74-letnia mieszkanka Szczawnicy odebrała telefon od mężczyzny, który podał się za policjanta i poinformował ją o "tajnej akcji prowadzonej przeciwko hakerom, którzy włamują się na konta bankowe i kradną pieniądze". Aby ułatwić kobiecie dotarcie do banku oszust zamówił taksówkę w dwie strony. Seniorka podała oszustom dane do logowania do bankowości internetowej i straciła ponad 88 tysięcy złotych.
Do zdarzenia doszło na początku grudnia. Około godziny 9, na telefon stacjonarny 74-letniej mieszkanki Szczawnicy zadzwonił mężczyzna, który przedstawił się jako policjant z Komendy Wojewódzkiej Policji w Krakowie. Mężczyzna w rozmowie przekazał seniorce, że na terenie Polski grasuje grupa przestępcza, która włamuje się na konta bankowe i kradnie pieniądze. W celu zabezpieczenia swoich pieniędzy nakazał kobiecie przelanie swoich oszczędności na wskazany przez niego rachunek bankowy, a w tytule przelewu miała wpisać „elewacja tynkowa”. Oszust przekonał kobietę, aby nikogo nie informowała o wykonaniu przelewu, bo prowadzona przez niego akcja jest tajna i kobieta straci swoje pieniądze.
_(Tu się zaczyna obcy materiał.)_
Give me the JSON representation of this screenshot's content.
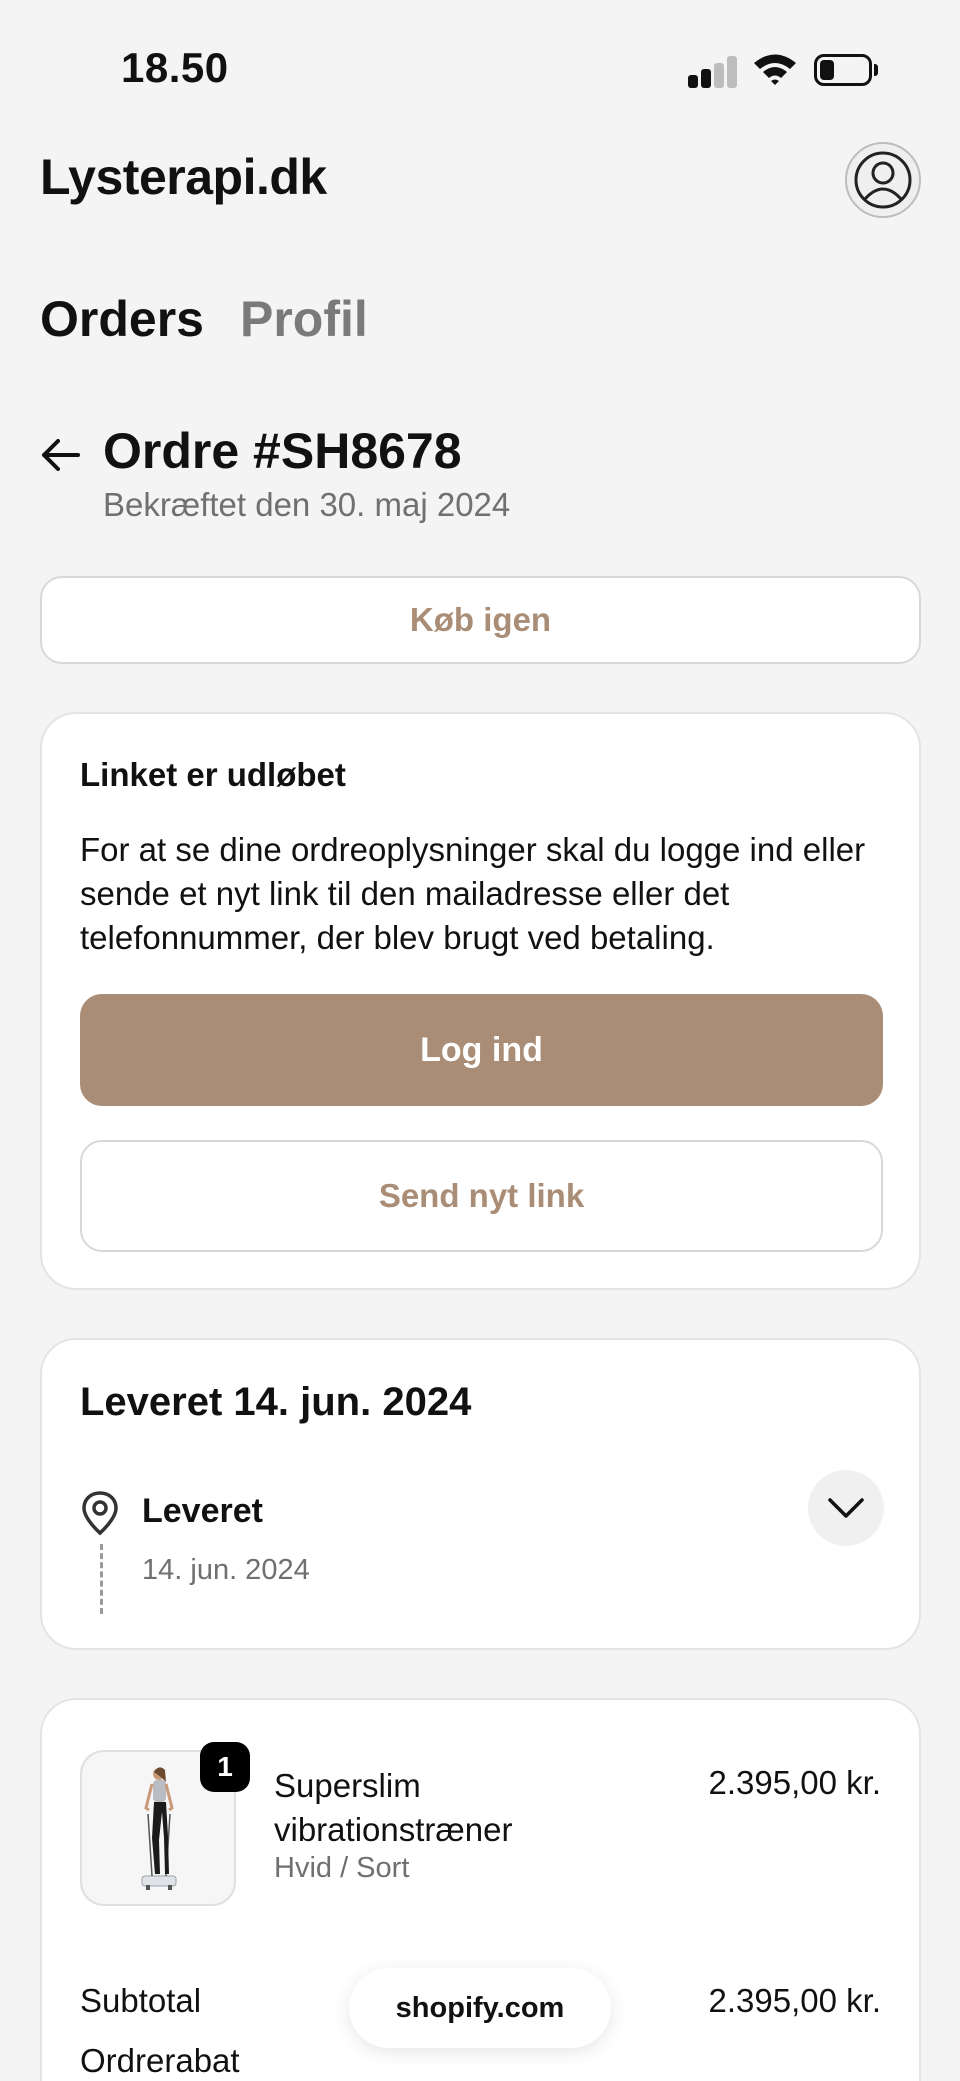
{
  "status_bar": {
    "time": "18.50",
    "icons": [
      "signal-icon",
      "wifi-icon",
      "battery-icon"
    ]
  },
  "header": {
    "brand": "Lysterapi.dk",
    "avatar_icon": "user-circle-icon"
  },
  "tabs": [
    {
      "label": "Orders",
      "active": true
    },
    {
      "label": "Profil",
      "active": false
    }
  ],
  "order": {
    "title": "Ordre #SH8678",
    "confirmed": "Bekræftet den 30. maj 2024",
    "buy_again": "Køb igen"
  },
  "expired_card": {
    "title": "Linket er udløbet",
    "text": "For at se dine ordreoplysninger skal du logge ind eller sende et nyt link til den mailadresse eller det telefonnummer, der blev brugt ved betaling.",
    "login_label": "Log ind",
    "send_link_label": "Send nyt link"
  },
  "delivery": {
    "heading": "Leveret 14. jun. 2024",
    "status": "Leveret",
    "date": "14. jun. 2024"
  },
  "items": [
    {
      "quantity": "1",
      "name": "Superslim vibrationstræner",
      "variant": "Hvid / Sort",
      "price": "2.395,00 kr."
    }
  ],
  "summary": {
    "subtotal_label": "Subtotal",
    "subtotal_value": "2.395,00 kr.",
    "discount_label": "Ordrerabat"
  },
  "footer": {
    "domain": "shopify.com"
  },
  "colors": {
    "accent": "#a98d76",
    "background": "#f4f4f4",
    "card": "#ffffff",
    "muted_text": "#707070"
  }
}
Wystraszona 74-latka przekazała „policjantowi”, że mieszka daleko od banku, nie ma własnego samochodu i nie ma jak dostać się do placówki.Policja przestrzega przed kontaktem z osobami nieznajomymi:
"Seniorze! Nie przekazuj osobom obcym informacji o posiadanych oszczędnościach. Pamiętaj! Policja nigdy nie prosi o przekazanie/przelanie na wskazane konto pieniędzy i nigdy nie dzwoni z takim żądaniem. Ponadto funkcjonariusze nigdy nie informują telefonicznie o prowadzonych „tajnych akcjach policyjnych". Nie daj się oszukać!"